Vegan Fried Sauce Noodles
Ingredients
Sauce
- 2 tablespoons salty bean paste
- 2 tablespoons of spicy black bean paste (optional)
- 4 tablespoons of sweet bean paste
- 1/2 cup ShaoXing wine or water
- 1 tablespoon sugar
- 1 cup chopped mushrooms (used mini King oyster mushrooms)
- 10 oz firm tofu mashed
Fragrant oil
- 1/2 cup oil
- 1 onion cut into 8 wedges
- 1 leek (white and green part separated, chopped)
Accompaniments
- Noodles of choice
- Shredded cucumber and carrot
Preparation
Place all the pastes in a large mixing bowl and mix with ShaoXing wine until well-combined.
In a large non-stick pan with about 1/2 cup of oil (more if needed), add in the chopped onion and green parts of the leek. Cook them over low-medium heat until they turn brown. Remove the onion, leek, and reserve the oil for cooking.
Using the same pan, cook mashed tofu until golden brown. Then, add in the mushrooms and cook until aromatic.

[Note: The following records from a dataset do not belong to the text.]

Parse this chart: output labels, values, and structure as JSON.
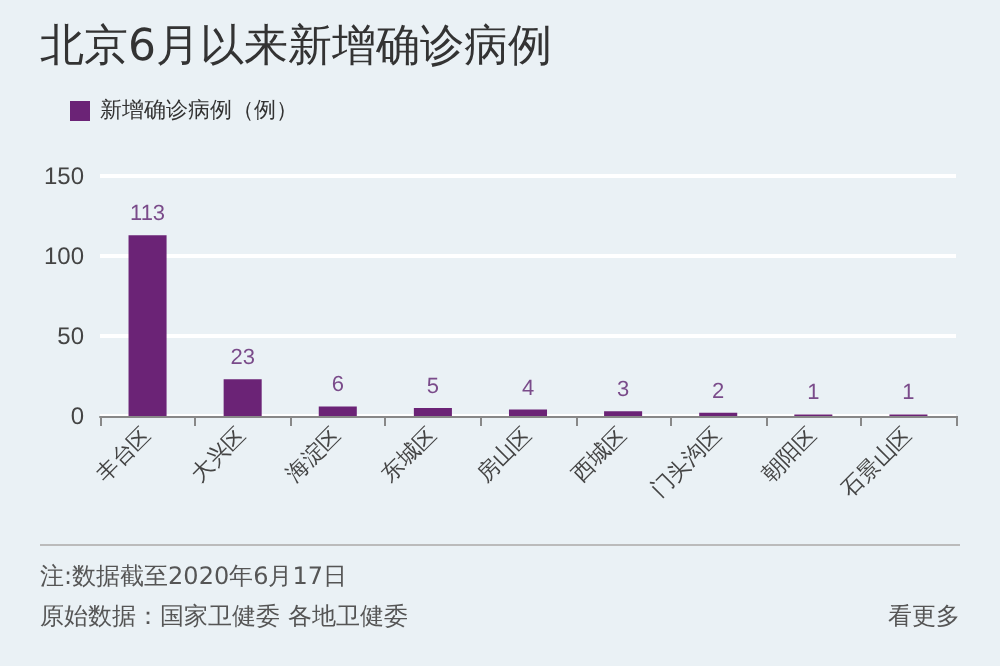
{
  "chart_data": {
    "type": "bar",
    "title": "北京6月以来新增确诊病例",
    "categories": [
      "丰台区",
      "大兴区",
      "海淀区",
      "东城区",
      "房山区",
      "西城区",
      "门头沟区",
      "朝阳区",
      "石景山区"
    ],
    "series": [
      {
        "name": "新增确诊病例（例）",
        "color": "#6b2376",
        "values": [
          113,
          23,
          6,
          5,
          4,
          3,
          2,
          1,
          1
        ]
      }
    ],
    "ylim": [
      0,
      150
    ],
    "yticks": [
      0,
      50,
      100,
      150
    ],
    "grid": "y",
    "legend": "top left",
    "data_labels": true,
    "annotations": [
      "注:数据截至2020年6月17日",
      "原始数据：国家卫健委 各地卫健委",
      "看更多"
    ]
  }
}
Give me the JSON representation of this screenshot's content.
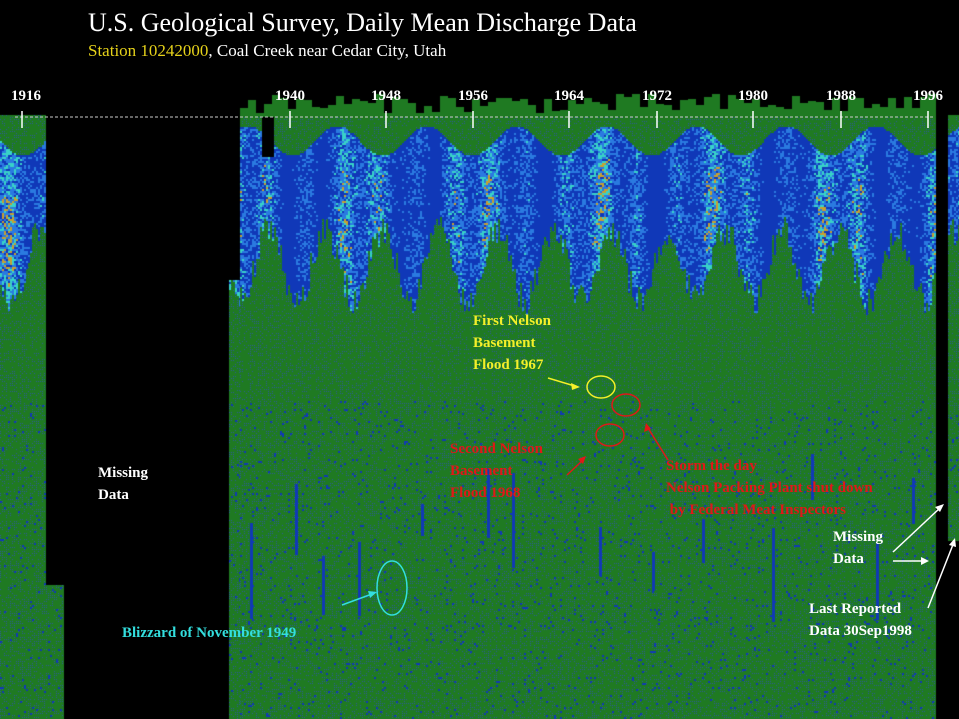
{
  "title": "U.S. Geological Survey, Daily Mean Discharge Data",
  "subtitle": {
    "station": "Station 10242000",
    "location": ", Coal Creek near Cedar City, Utah"
  },
  "chart_data": {
    "type": "heatmap",
    "title": "U.S. Geological Survey, Daily Mean Discharge Data",
    "subtitle": "Station 10242000, Coal Creek near Cedar City, Utah",
    "x_axis": {
      "ticks": [
        "1916",
        "1940",
        "1948",
        "1956",
        "1964",
        "1972",
        "1980",
        "1988",
        "1996"
      ],
      "range": [
        1915,
        1999
      ]
    },
    "grid": false,
    "record_ends": "30Sep1998",
    "colors": {
      "background": "#000000",
      "baseline": "#1f7a22",
      "baseline_dot": "#2c5a9c",
      "low": "#1038b8",
      "medium": "#2a7ae0",
      "high": "#38d2c8",
      "peak": "#c8a030",
      "missing": "#000000"
    },
    "annotations": [
      {
        "id": "missing-left",
        "text": "Missing\nData",
        "color": "#ffffff"
      },
      {
        "id": "first-flood",
        "text": "First Nelson\nBasement\nFlood 1967",
        "color": "#f4ef2a"
      },
      {
        "id": "second-flood",
        "text": "Second Nelson\nBasement\nFlood 1968",
        "color": "#e01818"
      },
      {
        "id": "storm",
        "text": "Storm the day\nNelson Packing Plant shut down\n by Federal Meat Inspectors",
        "color": "#e01818"
      },
      {
        "id": "missing-right",
        "text": "Missing\nData",
        "color": "#ffffff"
      },
      {
        "id": "last-reported",
        "text": "Last Reported\nData 30Sep1998",
        "color": "#ffffff"
      },
      {
        "id": "blizzard",
        "text": "Blizzard of November 1949",
        "color": "#33dede"
      }
    ]
  }
}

Stir in the sauce and turn heat to low. Cook while stirring constantly to prevent it from burning until the oil starts to separate from the mixture. Season with sugar and stir in the chopped leek (white part).
To put everything together, cook noodles as directed and place them in a serving bowl. Ladle a tablespoon of sauce over (more depending on the servings) and serve with shredded cucumber and carrot.
Tips
Refrigerate the remaining sauce for up to a week.